The simulated p-value is very low. We are confident to reject the null hypothesis and conclude that spatial autocorrelation is in fact present. 

In [None]:
# plot the Global Moran's I results
from splot.esda import plot_moran
plot_moran(moran)

**Local Moran's I**

In [None]:
# test for local spatial autocorrelation
local_moran = esda.moran.Moran_Local(r['count'], w) # use the same wright matrix

In [None]:
# plot local moran's I results
from splot.esda import plot_local_autocorrelation
plot_local_autocorrelation(local_moran, r, 'count', p=0.05)

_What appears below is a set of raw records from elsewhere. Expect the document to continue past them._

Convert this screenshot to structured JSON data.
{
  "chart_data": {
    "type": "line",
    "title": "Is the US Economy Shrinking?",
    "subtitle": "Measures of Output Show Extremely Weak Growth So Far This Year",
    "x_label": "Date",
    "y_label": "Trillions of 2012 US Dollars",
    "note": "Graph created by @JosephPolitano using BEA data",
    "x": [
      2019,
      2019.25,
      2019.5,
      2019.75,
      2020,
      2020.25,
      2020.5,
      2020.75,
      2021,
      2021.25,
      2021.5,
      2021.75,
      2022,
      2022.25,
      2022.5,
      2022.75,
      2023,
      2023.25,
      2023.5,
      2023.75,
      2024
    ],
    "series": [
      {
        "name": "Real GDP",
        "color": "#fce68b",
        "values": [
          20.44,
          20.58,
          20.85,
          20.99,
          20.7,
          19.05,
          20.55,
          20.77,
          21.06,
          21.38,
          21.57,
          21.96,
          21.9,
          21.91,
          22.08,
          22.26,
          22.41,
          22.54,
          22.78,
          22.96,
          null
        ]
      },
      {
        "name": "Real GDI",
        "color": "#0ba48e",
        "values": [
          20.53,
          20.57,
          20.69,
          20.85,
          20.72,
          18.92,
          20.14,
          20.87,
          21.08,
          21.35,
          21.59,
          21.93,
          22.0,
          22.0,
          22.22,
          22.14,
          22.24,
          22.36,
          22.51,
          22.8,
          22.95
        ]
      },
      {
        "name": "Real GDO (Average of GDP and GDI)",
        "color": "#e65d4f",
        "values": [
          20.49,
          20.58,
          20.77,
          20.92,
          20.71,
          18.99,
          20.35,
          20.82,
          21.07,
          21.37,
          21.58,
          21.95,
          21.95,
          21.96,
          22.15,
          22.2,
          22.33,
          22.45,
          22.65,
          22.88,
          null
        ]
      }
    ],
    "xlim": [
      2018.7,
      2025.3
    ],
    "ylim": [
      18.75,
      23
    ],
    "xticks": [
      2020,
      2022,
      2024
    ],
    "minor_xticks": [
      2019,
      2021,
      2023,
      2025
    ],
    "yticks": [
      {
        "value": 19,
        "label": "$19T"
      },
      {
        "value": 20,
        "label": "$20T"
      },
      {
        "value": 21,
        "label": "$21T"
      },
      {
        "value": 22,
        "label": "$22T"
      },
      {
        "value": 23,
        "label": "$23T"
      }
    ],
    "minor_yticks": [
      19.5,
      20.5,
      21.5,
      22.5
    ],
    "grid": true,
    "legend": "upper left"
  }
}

**Compare with Business Improvement Districts**

In [None]:
r['local_moran_Is'] = local_moran.Is
r['local_moran_p_value'] = local_moran.p_sim
r['local_moran_quadrant'] = local_moran.q

alpha = 0.05
hotspots = r.query(f"local_moran_p_value < {alpha} & local_moran_quadrant == 1")
coldspots = r.query(f"local_moran_p_value < {alpha} & local_moran_quadrant == 3")
doughnuts = r.query(f"local_moran_p_value < {alpha} & local_moran_quadrant == 2")
diamonds = r.query(f"local_moran_p_value < {alpha} & local_moran_quadrant == 4")

In [None]:
fig, cluster_map = plt.subplots(figsize = (16,8))
r.plot(ax=cluster_map, facecolor='none', alpha=0.05)
hotspots.plot(color='red', ax=cluster_map, label='Hot Spot')
coldspots.plot(color='blue', ax=cluster_map, label='Cold Spot')
doughnuts.plot(color='blue', ax=cluster_map, label='Doughnuts', alpha=0.5, edgecolor='blue')
diamonds.plot(color='red', ax=cluster_map, label='Diamonds',alpha=0.5, edgecolor='red')

joined_layer_bid_ac_count.plot(column='Count', legend=True, ax=cluster_map)

The tessellation grids appear to be too large compare to the bid boundries. However, we can generally tell there are overlaps between the hot spots and the business improvement districts.